Methinks that it if I had to describe it to you I would have to use the words "simple" and "lightweight" and the term "easy humor". Just like a hundred other sitcoms, "AYBS?" is populated by characters designed to clash; they annoy and befuddle each other, they bicker and trade insults, and each week they go through their assigned paces and troop through a silly little 30 minute story full of all the ingredients like misunderstandings and confusion and foolish concerns and schemes that you'd expect to find in any sitcom from "I Love Lucy" to "Saved By the Bell".
I'm not going to try to convince you that there's anything extraordinary about the show, but I have for many years had the feeling that you couldn't find a better show if you were looking for one to hold up as the most perfect example, the most quintessential, the archetype perhaps, of the genre of the television situation comedy. Of course I can fully understand how some people may feel that every episode just repeats the same tired jokes and that watching a show like AYBS? is a complete waste of precious time, but to me it's more like watching the clouds drift by, or the waves rolling in and out at the seaside. It is a thing of great beauty in its pure, innocent, mentally unchallenging simplicity. It is the easiest type of television to watch, you know what I mean? Just shift your brain into neutral and relax, you know?

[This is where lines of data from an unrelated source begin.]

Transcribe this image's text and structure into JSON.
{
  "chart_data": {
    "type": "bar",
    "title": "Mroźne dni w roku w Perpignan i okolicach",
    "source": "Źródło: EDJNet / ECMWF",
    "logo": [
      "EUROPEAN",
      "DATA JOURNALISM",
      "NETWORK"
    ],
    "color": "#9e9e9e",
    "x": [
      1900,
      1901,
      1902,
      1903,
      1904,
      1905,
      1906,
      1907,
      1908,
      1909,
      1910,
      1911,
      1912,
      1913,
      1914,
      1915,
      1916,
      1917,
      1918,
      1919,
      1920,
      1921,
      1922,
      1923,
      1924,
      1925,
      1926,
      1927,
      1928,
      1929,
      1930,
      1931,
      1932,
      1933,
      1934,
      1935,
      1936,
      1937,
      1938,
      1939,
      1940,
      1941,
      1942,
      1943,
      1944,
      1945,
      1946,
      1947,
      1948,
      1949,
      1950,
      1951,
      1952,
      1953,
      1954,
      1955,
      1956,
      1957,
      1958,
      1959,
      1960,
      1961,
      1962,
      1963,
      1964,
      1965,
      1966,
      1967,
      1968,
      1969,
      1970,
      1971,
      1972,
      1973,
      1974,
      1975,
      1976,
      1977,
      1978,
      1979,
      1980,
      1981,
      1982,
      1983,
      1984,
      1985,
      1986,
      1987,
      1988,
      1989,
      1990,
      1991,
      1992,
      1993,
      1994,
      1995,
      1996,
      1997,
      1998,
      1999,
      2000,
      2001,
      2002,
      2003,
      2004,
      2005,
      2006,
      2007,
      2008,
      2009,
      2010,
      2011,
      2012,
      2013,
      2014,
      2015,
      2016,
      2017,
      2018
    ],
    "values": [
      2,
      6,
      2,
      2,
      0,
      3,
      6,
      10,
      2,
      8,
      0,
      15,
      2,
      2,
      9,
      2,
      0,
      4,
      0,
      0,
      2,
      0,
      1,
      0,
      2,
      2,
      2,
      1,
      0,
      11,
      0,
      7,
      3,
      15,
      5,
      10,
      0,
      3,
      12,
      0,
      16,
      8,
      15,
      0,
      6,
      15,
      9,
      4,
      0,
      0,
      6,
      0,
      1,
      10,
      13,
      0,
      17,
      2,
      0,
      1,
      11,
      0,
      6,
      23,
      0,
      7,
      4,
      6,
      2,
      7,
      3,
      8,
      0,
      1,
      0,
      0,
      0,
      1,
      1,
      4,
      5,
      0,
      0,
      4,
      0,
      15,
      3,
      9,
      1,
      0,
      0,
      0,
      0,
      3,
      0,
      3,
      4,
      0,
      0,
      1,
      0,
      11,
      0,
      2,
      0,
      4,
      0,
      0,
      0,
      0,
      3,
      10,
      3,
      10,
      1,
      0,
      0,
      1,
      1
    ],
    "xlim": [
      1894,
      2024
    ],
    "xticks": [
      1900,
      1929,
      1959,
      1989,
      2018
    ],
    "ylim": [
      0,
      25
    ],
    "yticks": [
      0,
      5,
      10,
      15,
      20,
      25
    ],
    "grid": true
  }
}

The show was a big hit in Britain in the '70's & early '80's, and then I used to watch it on PBS in the '80's, and now, over the past decade, the old cast has been dying off at a right steady clip. Mr. Humphries in 2007. Mrs. Slocombe and Miss Brahms both in '09. Mr. Lucas in '11. Captain Peacock in '13. And now I see that over the past weekend we lost Mr. Rumbold.
Mr. Rumbold, in case you've forgotten, was Captain Peacock's boss. He had the big jug handle ears. The actor who played him, Nicholas Smith, was 81 and he was the last member of the original cast as well as the last actor who stayed on the show for all 10 seasons.
So anyway, as always, time keeps on slippin', slippin', slippin', into the fuuuuuturrrre.